Does your brand suck? This is not a question that is often raised in marketing or board meetings. However, a quick search on Google may reveal what some of your consumers really think and feel about your brand. Anti-brand websites such as dellhell.net, ihatestarbucks.com, bloodyburberry.com and ihateryanair.org and social media communities have become a ubiquitous channel for consumers to let off steam and make their views and opinions public.
Talking to brand managers, many share the view that anti-brand sentiment is generally fuelled by activists who do not fall into the brand’s core target group. In other words, they don’t really matter. Environmentalists target energy companies, anti-capitalists are at war against financial institutions and anti-globalists have the McDonald’s’ of the corporate world in their sights. This view, however, may be misleading. A study of over 450 French consumers found that 93% of respondents had absolutely no hesitation in identifying a brand they ‘absolutely hated’ (Bryson, Atwal and Dreissig 2010). These were not so-called “extremists” but regular consumers. In reality, Brand Hate™ is not an extreme, but a mainstream phenomenon. The implications are significant. If the regular customer hates your brand, what could this mean for the bottom line? The regular consumer may not react with company boycotts and anti-brand protests, but will simply opt not to purchase your brand. This is, however, just the tip of the iceberg. Negative opinions and experiences are likely to be shared with friends, co-workers and family that could lead to an anti-brand domino effect.
Different consumers hate brands for different reasons. However, if brand managers can identify the key influences of Brand Hate™, they will have a better chance of avoiding the fall-out of disengaging with existing and future customers. The following predictors of Brand Hate™ offer practitioners a practical guide to identify what drives extreme negative brand sentiment.

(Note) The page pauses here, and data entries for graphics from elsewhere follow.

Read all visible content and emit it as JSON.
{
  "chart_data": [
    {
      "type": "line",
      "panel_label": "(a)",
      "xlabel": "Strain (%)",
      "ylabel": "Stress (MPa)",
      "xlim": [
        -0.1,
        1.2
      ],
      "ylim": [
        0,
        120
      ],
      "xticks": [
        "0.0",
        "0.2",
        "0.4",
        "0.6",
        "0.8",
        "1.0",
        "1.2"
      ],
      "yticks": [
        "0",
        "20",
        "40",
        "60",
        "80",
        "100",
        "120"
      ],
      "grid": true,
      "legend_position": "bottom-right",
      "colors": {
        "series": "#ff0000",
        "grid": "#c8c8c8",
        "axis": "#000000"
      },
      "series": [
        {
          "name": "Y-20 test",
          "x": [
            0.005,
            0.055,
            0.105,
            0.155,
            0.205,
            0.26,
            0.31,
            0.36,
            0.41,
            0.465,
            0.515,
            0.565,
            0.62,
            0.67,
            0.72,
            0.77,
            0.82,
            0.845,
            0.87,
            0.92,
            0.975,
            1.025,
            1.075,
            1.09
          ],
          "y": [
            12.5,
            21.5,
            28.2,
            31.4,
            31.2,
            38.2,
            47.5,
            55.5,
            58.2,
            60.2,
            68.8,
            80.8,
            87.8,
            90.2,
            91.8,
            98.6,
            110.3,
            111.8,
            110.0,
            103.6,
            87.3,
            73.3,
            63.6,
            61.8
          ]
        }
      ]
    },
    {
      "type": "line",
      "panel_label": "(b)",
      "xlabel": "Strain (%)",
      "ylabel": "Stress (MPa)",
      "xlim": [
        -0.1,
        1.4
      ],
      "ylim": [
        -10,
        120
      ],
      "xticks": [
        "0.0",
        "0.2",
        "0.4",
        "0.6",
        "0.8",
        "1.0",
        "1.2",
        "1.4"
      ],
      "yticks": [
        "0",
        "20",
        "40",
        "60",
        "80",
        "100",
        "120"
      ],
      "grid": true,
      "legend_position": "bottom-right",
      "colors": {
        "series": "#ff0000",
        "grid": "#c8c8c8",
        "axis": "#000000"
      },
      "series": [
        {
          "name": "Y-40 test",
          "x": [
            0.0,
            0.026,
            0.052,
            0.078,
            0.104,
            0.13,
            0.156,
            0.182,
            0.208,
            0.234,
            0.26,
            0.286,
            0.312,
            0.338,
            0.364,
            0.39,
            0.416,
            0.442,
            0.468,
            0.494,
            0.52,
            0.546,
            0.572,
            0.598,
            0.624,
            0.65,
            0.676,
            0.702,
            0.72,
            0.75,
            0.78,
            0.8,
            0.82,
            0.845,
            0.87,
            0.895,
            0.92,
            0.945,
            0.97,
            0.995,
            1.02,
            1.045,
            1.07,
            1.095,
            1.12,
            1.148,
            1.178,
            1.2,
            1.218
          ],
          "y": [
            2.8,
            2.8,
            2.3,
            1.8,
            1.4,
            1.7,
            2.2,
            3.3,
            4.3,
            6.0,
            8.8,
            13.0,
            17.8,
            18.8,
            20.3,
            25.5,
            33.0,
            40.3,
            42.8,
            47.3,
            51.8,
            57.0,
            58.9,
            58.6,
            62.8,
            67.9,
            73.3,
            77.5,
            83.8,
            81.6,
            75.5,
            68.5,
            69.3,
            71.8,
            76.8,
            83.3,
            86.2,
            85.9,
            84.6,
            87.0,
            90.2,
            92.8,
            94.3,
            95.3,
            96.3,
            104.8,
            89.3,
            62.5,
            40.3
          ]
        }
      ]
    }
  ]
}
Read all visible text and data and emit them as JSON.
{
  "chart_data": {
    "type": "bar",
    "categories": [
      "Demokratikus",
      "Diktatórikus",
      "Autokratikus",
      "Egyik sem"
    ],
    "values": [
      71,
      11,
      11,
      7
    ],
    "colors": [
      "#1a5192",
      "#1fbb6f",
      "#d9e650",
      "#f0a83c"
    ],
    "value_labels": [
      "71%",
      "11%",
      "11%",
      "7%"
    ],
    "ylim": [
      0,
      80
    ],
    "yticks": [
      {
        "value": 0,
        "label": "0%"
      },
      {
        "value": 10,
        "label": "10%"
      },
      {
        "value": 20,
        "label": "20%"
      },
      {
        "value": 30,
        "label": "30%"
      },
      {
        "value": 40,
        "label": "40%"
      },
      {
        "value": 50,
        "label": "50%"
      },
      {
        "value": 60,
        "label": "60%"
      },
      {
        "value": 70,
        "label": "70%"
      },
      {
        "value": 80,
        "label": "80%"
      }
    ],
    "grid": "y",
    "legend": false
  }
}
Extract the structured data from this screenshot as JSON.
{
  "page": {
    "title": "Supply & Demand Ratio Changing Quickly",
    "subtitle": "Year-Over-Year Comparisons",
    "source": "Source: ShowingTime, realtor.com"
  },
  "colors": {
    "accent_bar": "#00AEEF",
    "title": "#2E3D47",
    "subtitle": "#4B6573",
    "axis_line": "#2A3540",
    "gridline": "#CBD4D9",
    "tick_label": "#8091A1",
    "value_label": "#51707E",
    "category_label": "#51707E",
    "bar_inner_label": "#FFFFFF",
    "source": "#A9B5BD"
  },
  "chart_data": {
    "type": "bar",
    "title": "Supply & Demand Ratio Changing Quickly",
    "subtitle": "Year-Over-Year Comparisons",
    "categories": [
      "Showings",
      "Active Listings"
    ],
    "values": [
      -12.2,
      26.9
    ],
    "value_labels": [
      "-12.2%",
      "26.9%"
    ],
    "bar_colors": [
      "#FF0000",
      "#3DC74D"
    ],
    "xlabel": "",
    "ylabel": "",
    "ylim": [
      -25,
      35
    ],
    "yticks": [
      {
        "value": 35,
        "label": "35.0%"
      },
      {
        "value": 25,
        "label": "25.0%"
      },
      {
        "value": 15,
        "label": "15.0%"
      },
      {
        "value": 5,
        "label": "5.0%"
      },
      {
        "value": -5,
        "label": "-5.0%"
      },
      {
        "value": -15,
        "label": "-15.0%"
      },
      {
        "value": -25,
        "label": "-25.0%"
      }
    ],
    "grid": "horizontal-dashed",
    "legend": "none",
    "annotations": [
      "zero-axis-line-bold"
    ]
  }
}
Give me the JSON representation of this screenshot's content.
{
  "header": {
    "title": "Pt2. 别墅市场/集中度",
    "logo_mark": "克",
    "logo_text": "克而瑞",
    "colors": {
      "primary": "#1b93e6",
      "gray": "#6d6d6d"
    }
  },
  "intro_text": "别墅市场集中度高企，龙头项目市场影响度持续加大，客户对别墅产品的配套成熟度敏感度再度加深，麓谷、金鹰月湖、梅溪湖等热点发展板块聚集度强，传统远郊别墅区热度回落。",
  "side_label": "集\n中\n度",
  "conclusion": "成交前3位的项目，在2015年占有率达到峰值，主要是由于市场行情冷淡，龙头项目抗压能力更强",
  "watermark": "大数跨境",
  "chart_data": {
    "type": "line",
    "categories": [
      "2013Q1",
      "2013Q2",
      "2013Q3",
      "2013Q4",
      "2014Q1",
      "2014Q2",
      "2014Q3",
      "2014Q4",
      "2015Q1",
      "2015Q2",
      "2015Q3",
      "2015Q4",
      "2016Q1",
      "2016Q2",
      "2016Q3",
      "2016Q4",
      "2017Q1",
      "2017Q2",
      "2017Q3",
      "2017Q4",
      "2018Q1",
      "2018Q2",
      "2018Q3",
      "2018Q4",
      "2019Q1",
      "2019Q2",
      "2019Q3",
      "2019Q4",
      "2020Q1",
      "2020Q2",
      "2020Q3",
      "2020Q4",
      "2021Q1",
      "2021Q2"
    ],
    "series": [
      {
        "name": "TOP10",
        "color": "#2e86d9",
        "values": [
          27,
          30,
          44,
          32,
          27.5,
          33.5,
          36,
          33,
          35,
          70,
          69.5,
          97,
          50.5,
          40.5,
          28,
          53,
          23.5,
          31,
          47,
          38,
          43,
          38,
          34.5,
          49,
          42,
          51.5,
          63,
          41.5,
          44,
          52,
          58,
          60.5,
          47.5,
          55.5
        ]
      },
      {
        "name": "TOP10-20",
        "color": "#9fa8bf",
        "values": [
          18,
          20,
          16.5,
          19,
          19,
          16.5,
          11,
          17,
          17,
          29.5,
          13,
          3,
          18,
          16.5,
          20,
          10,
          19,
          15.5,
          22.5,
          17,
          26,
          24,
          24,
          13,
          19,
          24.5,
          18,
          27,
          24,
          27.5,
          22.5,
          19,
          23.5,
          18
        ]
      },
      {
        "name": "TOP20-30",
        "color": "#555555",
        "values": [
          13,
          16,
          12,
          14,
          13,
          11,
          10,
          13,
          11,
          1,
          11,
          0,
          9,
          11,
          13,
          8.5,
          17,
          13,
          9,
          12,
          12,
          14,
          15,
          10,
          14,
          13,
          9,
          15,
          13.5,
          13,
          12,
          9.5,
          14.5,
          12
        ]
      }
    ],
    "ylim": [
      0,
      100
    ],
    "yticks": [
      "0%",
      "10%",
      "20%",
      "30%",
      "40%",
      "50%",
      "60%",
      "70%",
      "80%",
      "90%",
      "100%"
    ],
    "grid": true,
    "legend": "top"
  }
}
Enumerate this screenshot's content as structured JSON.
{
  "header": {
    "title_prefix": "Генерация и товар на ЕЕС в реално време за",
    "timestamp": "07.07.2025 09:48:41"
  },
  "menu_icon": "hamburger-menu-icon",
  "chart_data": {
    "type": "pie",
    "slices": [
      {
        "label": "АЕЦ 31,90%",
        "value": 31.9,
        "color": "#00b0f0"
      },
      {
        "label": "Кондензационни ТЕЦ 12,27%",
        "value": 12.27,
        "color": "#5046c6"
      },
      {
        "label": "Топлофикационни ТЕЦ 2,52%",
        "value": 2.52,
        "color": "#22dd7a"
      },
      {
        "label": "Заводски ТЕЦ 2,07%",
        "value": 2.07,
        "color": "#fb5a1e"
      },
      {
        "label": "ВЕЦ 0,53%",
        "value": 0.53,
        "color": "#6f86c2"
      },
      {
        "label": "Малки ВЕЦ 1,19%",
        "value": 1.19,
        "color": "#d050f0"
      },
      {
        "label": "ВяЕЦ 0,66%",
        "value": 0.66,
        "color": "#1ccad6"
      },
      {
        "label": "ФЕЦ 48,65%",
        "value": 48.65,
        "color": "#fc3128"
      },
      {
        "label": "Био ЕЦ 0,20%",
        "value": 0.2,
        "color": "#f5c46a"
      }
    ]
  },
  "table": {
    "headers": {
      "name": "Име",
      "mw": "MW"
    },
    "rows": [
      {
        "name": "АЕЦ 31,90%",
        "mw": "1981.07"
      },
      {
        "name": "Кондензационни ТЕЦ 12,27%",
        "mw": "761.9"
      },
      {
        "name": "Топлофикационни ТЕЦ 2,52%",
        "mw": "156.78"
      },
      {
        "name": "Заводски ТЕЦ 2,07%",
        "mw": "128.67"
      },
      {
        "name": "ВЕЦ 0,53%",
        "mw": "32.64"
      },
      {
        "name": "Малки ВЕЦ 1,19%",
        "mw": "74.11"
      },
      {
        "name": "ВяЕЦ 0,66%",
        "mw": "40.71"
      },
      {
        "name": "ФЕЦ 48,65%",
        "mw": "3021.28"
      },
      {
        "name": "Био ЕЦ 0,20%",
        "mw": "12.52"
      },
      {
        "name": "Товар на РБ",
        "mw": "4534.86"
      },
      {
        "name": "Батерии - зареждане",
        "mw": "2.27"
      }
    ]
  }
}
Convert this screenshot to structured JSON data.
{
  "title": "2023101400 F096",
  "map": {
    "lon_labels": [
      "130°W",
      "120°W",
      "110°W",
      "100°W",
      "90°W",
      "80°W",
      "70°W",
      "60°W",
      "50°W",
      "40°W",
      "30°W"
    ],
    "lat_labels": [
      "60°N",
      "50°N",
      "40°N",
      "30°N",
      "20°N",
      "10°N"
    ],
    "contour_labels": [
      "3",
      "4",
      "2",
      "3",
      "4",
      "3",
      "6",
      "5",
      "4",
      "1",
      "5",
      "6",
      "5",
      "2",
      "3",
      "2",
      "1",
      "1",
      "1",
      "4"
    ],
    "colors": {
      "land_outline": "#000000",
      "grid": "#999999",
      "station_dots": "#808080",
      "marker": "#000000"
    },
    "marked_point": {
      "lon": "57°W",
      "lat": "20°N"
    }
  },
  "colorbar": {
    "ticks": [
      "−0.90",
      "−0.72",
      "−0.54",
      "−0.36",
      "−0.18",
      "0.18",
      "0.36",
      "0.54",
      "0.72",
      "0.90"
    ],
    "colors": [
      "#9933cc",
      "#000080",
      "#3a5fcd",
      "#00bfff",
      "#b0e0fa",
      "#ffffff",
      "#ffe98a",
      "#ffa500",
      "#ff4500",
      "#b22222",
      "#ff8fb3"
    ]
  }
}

1. The first predictor of Brand Hate™ is customer dissatisfaction. This is not just about the actual product performance, but the holistic brand experience. Yes, we often know that feeling when talking to a call center operator or been given the cold shoulder in a high-end boutique.
2. Second, negative brand stereotypes. A negative reference group perception that also includes brand celebrity ambassadors can evoke extreme negative brand sentiment.
3. Next is brand irresponsibility. Consumers don’t expect companies to be perfect, but they expect them to be sensitive and take a responsible position in terms of environmental, social and welfare issues.
4. Finally, negative word of mouth. Consumers like to talk about their brand experiences and listen to the opinions of their peers. The Internet has become a powerful vehicle to channel brand dissent.
Brands will be loved and hated. And both sentiments have to be kept in mind when taking important marketing or development decisions. The decision for Christian Dior to dismiss the fashion designer John Galliano over allegations of anti-Semitic highlighted the need for luxury companies to demonstrate brand reputation. This also implies that the role of the brand is not only to guide consumers symbolically, but also to connect or align the values of the consumer with those of the brand.
The take-out is that brand managers need to build a strong reputation in order to minimize the immediate and long-term consequences of Brand Hate™. Although many brands set out to polarize, your brand does not need to suck. Au contraire.